Considerato che LICIA passerà molto velocemente accanto ai due asteroidi, in quello che in gergo è chiamato flyby, per riprendere l'intera scena dovrà sganciarsi con un tempismo perfetto così da mantenere l'orientamento e la velocità giusta. LICIA è quindi uno strumento indispensabile per la riuscita della missione perché è l'unico che potrà darci, visivamente, la conferma dell'impatto. Il satellite è il risultato di una collaborazione fra la NASA e l'Agenzia Spaziale Italiana, ed è stato costruito dalla Argotec di Torino, società di ingegneria aerospaziale le cui attività principali riguardano appunto la produzione di microsatelliti per lo spazio profondo. Naturalmente anche DART ha una fotocamera (DRACO - Asteroid Camera for Optical navigation) le cui immagini finali saranno necessarie a guidare il satellite fino a Dimorphos quando, quattro ore prima dell'impatto, passerà al controllo autonomo. Solo LICIACube quindi potrà assistere all'impatto e poi trasmettere le immagini a Terra dopo il flyby, dati che impiegheranno 38 secondi per percorrere la distanza che ci separa dai due asteroidi, prima di essere raccolte dalle antenne del Deep Space Network2.
La missione Double Asteroid Redirection Test (DART) della NASA, in collaborazione con Agenzia Spaziale Italiana, è gestita dal Johns Hopkins Applied Physics Laboratory (APL) per l'ufficio di coordinamento della difesa planetaria della NASA di Washington D.C., con il supporto del Jet Propulsion Laboratory (JPL); Goddard Space Flight Center (GSFC); Johnson Space Center (JSC); Glenn Research Center (GRC) e Langley Research Center (LaRC).
1 Il Mt è l'unità di misura utilizzata per indicare l'energia emanata da una esplosione nucleare.
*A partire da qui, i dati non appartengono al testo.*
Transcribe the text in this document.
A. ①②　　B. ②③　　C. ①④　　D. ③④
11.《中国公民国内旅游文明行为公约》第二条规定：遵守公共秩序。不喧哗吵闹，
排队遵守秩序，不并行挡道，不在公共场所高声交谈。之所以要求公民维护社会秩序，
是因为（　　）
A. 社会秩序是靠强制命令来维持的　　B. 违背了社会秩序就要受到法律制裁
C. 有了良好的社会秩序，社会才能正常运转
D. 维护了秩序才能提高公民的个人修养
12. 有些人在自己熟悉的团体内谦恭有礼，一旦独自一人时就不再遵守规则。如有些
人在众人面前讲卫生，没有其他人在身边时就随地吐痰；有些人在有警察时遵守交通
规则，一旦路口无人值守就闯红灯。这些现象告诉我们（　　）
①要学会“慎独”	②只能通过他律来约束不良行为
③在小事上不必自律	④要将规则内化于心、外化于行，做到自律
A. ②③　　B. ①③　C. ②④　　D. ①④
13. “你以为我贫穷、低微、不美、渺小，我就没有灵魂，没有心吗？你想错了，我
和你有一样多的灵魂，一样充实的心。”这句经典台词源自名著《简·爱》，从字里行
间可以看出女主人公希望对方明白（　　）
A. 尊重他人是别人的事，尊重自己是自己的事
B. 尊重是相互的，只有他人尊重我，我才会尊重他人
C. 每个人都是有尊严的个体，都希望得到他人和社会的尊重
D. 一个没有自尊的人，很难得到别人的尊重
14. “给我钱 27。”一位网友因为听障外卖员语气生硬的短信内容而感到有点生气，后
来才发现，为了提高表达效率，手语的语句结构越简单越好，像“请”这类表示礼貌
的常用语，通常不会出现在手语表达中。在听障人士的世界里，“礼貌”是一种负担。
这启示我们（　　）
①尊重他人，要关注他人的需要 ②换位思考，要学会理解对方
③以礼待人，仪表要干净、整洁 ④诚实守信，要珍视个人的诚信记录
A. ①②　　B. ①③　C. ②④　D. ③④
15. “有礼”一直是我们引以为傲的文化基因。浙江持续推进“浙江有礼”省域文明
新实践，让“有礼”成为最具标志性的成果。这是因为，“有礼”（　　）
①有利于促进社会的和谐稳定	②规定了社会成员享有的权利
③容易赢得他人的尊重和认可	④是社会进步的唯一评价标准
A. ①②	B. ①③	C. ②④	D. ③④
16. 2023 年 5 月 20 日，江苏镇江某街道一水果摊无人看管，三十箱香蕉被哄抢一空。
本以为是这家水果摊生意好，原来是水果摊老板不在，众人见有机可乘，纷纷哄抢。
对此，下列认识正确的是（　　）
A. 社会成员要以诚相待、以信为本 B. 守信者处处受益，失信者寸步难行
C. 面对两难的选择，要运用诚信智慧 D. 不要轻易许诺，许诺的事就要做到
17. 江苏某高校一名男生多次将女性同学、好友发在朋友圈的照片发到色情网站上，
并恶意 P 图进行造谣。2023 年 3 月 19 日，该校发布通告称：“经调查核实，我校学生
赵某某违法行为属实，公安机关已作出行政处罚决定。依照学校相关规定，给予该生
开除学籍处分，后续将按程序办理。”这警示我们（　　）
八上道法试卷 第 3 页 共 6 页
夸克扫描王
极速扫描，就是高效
Un Mt corrisponde un'energia equivalente a quella liberata dall'esplosione di un milione di tonnellate di tritolo.
2 Il DSN è una rete di radiotelescopi costituita da tre complessi per le comunicazioni da e verso lo spazio profondo, distanziati approssimativamente 120° l'uno dagli altri in modo tale da mantenere senza interruzione attività di collegamento e supporto alle missioni interplanetarie).